As experiências de Rui Loureiro foram determinantes para o nascimento do projeto de inovação social. «Durante cinco anos, fui formatado para dar aulas». Acabou o curso de Educação Física em 2004 e as perguntas não lhe davam sossego. «Não conseguia colocação e as pessoas olhavam para mim como se tivesse uma doença quase terminal». Acabou por entrar como professor num colégio de freiras. Não correu bem.
«Assumi que não gostava de dar aulas». Envolveu-se numa empresa de organização de eventos. Decidiu partir, ir para a Austrália tirar um mestrado em Gestão de Empresas. Chamaram-lhe maluco, perguntavam-lhe como ia viver. Rui fez as malas, foi, voltou dois anos depois, e percebeu que nas entrevistas de emprego a sua estadia na Austrália era bastante valorizada. «Era um fator diferenciador». Voltou a dar aulas e sentiu outras coisas. «Fora do contexto de um colégio de freiras, era uma paixão dar aulas». E, no ano letivo 2012/2013, verificou que os seus alunos andavam apáticos.
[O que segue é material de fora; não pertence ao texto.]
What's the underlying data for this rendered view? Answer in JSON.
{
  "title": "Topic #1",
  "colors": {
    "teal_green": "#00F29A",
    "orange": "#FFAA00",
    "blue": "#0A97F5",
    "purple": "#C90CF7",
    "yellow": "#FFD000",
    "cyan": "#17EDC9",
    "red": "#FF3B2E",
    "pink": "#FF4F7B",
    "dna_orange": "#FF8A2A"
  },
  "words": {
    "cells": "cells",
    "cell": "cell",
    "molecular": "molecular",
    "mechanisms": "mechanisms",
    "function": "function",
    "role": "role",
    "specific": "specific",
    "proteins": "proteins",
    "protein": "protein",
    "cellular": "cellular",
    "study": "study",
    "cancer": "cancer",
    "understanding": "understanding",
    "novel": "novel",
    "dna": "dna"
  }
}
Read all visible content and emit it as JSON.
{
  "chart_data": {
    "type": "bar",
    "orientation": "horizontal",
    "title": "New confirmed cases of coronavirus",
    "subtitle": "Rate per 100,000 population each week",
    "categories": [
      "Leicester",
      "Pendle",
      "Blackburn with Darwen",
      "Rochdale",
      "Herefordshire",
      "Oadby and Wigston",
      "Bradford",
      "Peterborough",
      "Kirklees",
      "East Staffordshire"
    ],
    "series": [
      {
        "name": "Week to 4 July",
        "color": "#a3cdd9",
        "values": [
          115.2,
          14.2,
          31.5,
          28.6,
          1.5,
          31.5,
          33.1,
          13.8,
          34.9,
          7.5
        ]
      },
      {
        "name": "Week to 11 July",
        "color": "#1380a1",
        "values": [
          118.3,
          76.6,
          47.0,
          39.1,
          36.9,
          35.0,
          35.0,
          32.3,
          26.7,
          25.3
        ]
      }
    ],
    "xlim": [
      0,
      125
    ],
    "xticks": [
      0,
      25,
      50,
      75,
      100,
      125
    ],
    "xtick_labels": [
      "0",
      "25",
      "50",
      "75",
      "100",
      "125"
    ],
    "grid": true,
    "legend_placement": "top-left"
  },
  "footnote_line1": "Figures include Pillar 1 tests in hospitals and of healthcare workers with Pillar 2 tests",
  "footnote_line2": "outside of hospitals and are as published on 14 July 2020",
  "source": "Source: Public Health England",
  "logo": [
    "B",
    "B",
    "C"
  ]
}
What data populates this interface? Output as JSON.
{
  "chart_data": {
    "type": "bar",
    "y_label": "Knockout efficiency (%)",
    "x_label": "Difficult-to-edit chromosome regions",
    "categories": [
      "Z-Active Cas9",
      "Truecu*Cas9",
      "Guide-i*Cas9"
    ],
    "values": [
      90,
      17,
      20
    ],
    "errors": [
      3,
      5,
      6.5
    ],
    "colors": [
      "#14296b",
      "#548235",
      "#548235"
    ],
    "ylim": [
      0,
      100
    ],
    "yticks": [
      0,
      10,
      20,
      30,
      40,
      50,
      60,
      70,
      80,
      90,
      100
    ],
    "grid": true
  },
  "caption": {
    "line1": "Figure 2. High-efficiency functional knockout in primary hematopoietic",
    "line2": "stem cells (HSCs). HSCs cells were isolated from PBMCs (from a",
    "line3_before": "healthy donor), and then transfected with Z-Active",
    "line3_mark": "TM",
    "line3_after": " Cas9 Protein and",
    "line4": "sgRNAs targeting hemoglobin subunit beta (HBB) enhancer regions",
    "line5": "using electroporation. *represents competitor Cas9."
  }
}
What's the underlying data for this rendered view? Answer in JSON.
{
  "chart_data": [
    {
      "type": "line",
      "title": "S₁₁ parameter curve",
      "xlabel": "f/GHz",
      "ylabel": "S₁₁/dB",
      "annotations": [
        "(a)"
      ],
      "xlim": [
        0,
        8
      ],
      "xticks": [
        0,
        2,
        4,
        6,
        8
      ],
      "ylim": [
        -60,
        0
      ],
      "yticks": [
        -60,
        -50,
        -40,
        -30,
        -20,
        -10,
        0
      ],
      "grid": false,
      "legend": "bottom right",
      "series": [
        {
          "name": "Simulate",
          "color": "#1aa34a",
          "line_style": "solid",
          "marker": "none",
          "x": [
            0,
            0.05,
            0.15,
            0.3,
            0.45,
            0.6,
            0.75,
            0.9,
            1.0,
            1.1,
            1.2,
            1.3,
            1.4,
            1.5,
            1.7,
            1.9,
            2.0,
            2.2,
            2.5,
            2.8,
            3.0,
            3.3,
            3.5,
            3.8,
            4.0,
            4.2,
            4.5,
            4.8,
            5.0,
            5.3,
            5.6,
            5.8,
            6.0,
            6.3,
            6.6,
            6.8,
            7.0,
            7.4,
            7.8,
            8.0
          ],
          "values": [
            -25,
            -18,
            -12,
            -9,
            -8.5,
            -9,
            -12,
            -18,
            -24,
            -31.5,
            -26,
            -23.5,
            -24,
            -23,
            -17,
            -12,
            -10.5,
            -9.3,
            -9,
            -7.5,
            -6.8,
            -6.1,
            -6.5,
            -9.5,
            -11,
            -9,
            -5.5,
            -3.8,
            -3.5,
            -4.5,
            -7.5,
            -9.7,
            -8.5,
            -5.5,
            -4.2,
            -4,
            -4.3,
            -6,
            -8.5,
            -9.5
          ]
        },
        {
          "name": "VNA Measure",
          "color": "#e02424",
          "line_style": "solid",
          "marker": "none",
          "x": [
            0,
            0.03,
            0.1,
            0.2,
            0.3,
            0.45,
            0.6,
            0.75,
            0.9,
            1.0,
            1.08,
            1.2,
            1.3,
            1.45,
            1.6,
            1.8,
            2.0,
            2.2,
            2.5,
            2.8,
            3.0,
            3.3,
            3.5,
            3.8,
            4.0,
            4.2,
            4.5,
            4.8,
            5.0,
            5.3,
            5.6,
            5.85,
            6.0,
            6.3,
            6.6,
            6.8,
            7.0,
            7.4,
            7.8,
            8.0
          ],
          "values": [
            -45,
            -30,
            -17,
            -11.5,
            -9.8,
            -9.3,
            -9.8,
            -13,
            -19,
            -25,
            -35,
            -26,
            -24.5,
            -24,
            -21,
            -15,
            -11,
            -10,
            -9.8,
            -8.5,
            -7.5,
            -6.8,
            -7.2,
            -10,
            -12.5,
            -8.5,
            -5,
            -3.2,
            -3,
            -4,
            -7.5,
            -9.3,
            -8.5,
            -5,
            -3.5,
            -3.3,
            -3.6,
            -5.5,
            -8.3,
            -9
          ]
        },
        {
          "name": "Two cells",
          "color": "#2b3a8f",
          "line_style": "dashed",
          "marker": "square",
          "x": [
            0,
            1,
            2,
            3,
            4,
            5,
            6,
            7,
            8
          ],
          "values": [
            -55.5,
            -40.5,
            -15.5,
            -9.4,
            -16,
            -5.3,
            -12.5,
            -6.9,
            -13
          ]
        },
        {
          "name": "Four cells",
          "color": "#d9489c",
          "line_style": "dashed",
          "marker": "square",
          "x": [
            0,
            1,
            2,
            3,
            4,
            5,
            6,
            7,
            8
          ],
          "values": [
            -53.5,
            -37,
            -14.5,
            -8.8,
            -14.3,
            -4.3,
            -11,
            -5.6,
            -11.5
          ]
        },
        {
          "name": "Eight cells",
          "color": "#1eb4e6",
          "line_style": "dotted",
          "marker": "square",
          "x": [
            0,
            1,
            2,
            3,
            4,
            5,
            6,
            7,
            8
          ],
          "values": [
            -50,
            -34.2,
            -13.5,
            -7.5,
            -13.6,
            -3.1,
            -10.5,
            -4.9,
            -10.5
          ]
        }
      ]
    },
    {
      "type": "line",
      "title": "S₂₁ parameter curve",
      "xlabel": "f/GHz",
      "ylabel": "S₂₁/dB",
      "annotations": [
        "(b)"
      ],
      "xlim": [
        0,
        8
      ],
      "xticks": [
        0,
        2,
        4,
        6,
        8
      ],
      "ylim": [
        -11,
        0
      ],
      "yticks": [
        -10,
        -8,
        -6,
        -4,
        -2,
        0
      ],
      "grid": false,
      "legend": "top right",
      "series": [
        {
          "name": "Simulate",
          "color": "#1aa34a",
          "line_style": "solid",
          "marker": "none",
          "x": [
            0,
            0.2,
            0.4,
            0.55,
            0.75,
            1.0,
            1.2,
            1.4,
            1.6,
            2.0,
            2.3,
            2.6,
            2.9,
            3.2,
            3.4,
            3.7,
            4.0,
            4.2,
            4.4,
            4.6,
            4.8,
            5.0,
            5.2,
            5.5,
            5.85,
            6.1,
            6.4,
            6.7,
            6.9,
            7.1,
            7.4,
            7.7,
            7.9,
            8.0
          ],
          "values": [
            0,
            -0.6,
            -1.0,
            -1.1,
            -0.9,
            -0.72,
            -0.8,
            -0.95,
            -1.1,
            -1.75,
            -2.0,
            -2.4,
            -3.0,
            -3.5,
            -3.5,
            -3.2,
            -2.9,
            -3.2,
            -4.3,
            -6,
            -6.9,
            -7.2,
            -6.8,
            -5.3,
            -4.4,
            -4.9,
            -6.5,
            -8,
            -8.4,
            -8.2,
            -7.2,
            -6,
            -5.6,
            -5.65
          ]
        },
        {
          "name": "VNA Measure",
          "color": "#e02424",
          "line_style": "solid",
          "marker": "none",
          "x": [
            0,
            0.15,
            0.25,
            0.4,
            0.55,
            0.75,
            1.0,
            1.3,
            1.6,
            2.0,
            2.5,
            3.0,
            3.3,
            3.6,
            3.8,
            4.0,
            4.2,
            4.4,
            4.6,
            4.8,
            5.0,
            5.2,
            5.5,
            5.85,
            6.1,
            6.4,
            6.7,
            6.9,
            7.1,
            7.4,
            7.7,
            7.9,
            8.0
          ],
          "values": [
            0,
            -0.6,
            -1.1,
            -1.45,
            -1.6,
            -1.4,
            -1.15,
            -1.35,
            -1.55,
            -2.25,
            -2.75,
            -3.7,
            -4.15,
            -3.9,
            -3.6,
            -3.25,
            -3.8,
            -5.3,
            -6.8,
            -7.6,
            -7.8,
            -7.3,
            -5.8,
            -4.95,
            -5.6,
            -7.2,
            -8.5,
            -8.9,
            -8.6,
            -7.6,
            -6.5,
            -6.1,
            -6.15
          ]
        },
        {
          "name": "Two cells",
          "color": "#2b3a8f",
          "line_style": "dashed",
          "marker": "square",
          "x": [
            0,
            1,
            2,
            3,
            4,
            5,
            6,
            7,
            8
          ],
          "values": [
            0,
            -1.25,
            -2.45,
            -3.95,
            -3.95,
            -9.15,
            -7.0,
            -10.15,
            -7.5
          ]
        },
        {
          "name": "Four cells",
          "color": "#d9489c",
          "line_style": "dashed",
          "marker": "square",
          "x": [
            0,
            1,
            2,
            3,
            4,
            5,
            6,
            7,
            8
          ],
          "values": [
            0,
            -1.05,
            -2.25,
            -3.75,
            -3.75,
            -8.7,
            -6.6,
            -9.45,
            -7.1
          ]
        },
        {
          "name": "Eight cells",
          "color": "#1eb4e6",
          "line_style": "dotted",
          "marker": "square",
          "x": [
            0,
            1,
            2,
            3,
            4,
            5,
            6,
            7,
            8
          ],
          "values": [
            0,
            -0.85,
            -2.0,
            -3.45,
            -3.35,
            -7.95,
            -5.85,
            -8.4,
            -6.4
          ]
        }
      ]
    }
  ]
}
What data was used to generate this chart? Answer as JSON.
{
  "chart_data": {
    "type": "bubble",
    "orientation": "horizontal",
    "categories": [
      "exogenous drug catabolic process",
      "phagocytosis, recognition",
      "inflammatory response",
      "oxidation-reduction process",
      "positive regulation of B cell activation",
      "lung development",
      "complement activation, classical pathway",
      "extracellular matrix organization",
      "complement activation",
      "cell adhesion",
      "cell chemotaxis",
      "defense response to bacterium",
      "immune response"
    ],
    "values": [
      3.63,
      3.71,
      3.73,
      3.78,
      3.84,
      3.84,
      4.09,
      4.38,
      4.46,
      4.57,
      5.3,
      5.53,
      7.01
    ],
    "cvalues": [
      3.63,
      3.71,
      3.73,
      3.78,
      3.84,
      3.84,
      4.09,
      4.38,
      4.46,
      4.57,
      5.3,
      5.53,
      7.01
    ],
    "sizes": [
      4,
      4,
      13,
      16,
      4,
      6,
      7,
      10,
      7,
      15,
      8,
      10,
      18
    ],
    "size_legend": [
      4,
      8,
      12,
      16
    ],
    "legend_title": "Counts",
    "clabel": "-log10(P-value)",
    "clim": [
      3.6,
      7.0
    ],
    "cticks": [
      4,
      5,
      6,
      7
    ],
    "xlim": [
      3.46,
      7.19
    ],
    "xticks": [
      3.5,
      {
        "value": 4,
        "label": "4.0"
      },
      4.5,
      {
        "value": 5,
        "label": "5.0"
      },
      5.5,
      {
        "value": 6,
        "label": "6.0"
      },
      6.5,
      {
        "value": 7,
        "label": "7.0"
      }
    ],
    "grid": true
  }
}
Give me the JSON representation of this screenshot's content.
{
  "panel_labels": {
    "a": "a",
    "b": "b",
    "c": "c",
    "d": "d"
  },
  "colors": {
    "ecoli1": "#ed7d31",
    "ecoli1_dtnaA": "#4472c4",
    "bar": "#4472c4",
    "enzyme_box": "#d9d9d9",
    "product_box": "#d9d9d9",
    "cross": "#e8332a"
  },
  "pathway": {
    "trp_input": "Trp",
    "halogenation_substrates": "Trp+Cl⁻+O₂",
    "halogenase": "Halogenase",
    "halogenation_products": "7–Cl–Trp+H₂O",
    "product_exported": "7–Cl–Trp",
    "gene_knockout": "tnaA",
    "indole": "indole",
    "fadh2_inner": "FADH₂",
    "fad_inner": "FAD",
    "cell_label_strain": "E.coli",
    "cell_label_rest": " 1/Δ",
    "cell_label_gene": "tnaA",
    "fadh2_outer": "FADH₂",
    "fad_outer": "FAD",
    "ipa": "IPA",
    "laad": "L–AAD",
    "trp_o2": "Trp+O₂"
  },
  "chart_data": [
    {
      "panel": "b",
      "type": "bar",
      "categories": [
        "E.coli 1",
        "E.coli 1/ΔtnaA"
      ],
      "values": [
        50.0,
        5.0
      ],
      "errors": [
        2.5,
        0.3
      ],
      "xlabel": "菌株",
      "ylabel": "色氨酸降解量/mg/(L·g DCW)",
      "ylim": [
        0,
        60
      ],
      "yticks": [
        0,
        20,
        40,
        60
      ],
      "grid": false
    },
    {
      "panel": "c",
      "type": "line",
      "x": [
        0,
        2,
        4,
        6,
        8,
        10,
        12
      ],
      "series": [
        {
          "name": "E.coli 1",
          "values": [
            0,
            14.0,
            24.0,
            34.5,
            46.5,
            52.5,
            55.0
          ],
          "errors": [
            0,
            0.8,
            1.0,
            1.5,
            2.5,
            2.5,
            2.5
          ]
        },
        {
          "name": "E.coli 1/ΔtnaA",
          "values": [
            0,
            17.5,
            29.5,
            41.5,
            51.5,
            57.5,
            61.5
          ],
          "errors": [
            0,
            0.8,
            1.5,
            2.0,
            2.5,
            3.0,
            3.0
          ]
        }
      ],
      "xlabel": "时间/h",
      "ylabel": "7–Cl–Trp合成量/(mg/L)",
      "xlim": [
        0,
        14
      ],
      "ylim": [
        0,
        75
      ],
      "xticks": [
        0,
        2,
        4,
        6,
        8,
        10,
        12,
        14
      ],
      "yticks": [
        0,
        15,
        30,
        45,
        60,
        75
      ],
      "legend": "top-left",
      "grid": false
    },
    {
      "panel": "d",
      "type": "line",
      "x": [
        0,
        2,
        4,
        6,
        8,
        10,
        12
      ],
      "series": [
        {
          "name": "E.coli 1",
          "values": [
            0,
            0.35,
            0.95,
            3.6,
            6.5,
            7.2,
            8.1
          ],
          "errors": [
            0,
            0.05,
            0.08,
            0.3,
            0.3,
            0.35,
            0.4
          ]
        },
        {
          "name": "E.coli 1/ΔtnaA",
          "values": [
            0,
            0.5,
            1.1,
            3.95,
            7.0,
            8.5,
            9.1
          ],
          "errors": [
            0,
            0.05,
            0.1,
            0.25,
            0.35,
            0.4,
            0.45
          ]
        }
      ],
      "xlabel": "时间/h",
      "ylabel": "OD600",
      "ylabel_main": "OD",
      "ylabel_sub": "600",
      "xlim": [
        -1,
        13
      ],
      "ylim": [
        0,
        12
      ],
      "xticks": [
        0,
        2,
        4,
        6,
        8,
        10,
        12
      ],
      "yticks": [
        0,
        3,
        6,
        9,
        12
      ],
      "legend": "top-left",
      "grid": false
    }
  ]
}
«Senti uma incapacidade brutal de os motivar para o que quer que fosse, não havia temas que lhes despertassem atenção», recorda.
Sentiu que as escolas não tinham capacidade para envolver alunos, paixões, sonhos. Que essas ligações não eram feitas. «Era preciso mostrar aos miúdos que num mundo de tanta incerteza é altura ideal para sonhar». Criou o Sonhadorismo para mostrar que os rebanhos também podem ter ovelhas amarelas. E que essas ovelhas de outra cor, mais tarde ou mais cedo, atraem oportunidades.